Another day when I thought I would run out of words before I started. I’ve not written a poem in an age. I was going to turn that lovely daughter/father interaction I wrote about the other day into a poem, but it didn’t happen. Maybe it will.



Martin shakes his head. ‘Stop being so damn soft, for God’s sake.’ He points at the control device. ‘Why hasn’t this exploded yet? Whoever controls it must have noticed by now it’s not connected any more.’

‘What … what is it?’ Lilibet says.

‘It was inside you,’ Aggie says. ‘That’s where your three weeks have gone. Controlled by someone else.’

‘Impossible,’ Lilibet says.

‘Unfortunately not,’ Martin says. ‘Whoever you are, whatever you are, that is what was making you do what you did.’ He scratches his chin, grey stubble now showing, and making him look older than he is. ‘We have two major issues right now. One – there may be others still out there right now, just waiting to attack again. Two – we need to take that thing apart before it does leak acid all over Robert’s kitchen table.’

Aggie snorts. ‘Why you two old men lost control of all this in the first place is beyond me. You pretend to be so organised, so in control, but it’s your ineffectiveness that let this happen in the first place. You lost control of the devices, you lost control of Valentine, you just let it all slip away. And now we have this mess.’

‘There’s no use pointing the finger right now,’ Zav says. ‘They may be useless, but that’s by the by.’

Robert says nothing, stares glumly at the floor, blinks slowly, his cheeks red.

Lilibet follows the conversation, mouth open, eyes flicking from one to the other. Her mouth is a hard straight line now. She says nothing, takes a shy sip of her coffee, puts the cup on the table, runs her hands along her thighs, still in their black combat trousers.

‘Fine,’ Aggie says. ‘I’ll make this device the priority then, shall I?’ She turns to Lilibet. ‘Just bear with me. We’ll get you back up to Montrose when it’s light.’

‘Stop making promises you may not be able to keep,’ Martin says.

‘I don’t make promises I can’t keep,’ Aggie says. ‘That’s your area.’ She gets up, ignores Martin, ignores them all. ‘Do you have any fire tongs?’ She shakes her head. ‘Forget it.’ She picks up the small black box, goes across to the sink, lowers the box into the white porcelain, rummages in her pocket for what looks like a Swiss Army knife.

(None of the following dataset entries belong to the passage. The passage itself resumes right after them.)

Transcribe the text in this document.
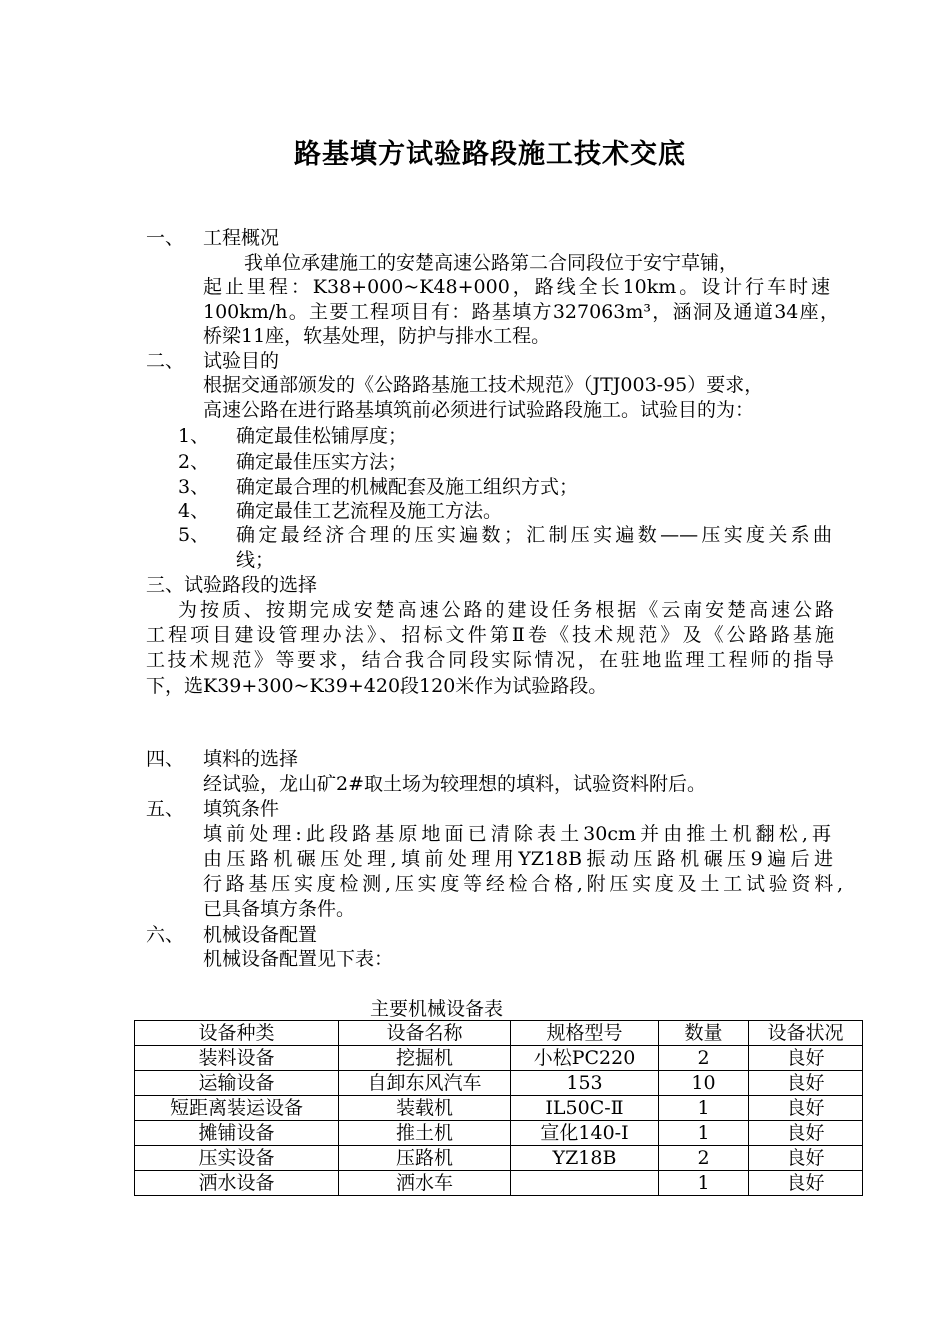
路基填方试验路段施工技术交底
一、 工程概况
我单位承建施工的安楚高速公路第二合同段位于安宁草铺，
起止里程：K38+000~K48+000，路线全长10km。设计行车时速
100km/h。主要工程项目有：路基填方327063m³，涵洞及通道34座，
桥梁11座，软基处理，防护与排水工程。
二、 试验目的
根据交通部颁发的《公路路基施工技术规范》（JTJ003-95）要求，
高速公路在进行路基填筑前必须进行试验路段施工。试验目的为：
1、 确定最佳松铺厚度；
2、 确定最佳压实方法；
3、 确定最合理的机械配套及施工组织方式；
4、 确定最佳工艺流程及施工方法。
5、 确定最经济合理的压实遍数；汇制压实遍数——压实度关系曲
线；
三、试验路段的选择
为按质、按期完成安楚高速公路的建设任务根据《云南安楚高速公路
工程项目建设管理办法》、招标文件第Ⅱ卷《技术规范》及《公路路基施
工技术规范》等要求，结合我合同段实际情况，在驻地监理工程师的指导
下，选K39+300~K39+420段120米作为试验路段。
四、 填料的选择
经试验，龙山矿2#取土场为较理想的填料，试验资料附后。
五、 填筑条件
填前处理:此段路基原地面已清除表土30cm并由推土机翻松,再
由压路机碾压处理,填前处理用YZ18B振动压路机碾压9遍后进
行路基压实度检测,压实度等经检合格,附压实度及土工试验资料,
已具备填方条件。
六、 机械设备配置
机械设备配置见下表：
主要机械设备表
设备种类	设备名称	规格型号	数量	设备状况
装料设备	挖掘机	小松PC220	2	良好
运输设备	自卸东风汽车	153	10	良好
短距离装运设备	装载机	IL50C-Ⅱ	1	良好
摊铺设备	推土机	宣化140-Ⅰ	1	良好
压实设备	压路机	YZ18B	2	良好
洒水设备	洒水车		1	良好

She bites her bottom lip as she turns the box over and round and over again. ‘Hm.’ She grabs a for out of the draining rack to hold the box still, puts the tip of the knife into a small groove she’s seen, twists it gently until she hears the soft click of it coming apart. ‘They won’t have installed a recording device in here,’ she says, mainly to herself. ‘They’ll have done that the other end if they did it at all. Maybe not, so that there’s no incriminating evidence. Just eyes and ears and no brain.’ She takes a step back. ‘Why’s there no anti-tampering mechanism? A trap?’

‘Maybe they just never expected anyone to be able to retrieve the box,’ Zav says, next to her now. ‘So there was no need.’

‘We didn’t have anything like that on ours,’ Robert says, staying on the opposite side of the room, near Lilibet, supporting himself on the oak Welsh dresser. ‘Never even thought of the possibility. It wasn’t meant to be something that self-destructed or destroyed whoever was wearing it.’

‘And you tell me I’m being too kind.’ Aggie still doesn’t look at him.

‘Stop being so angry,’ Zav whispers to her. ‘It’s a waste of energy.’

Aggie shakes her head. ‘I know, but I can’t stop it. Such carelessness.’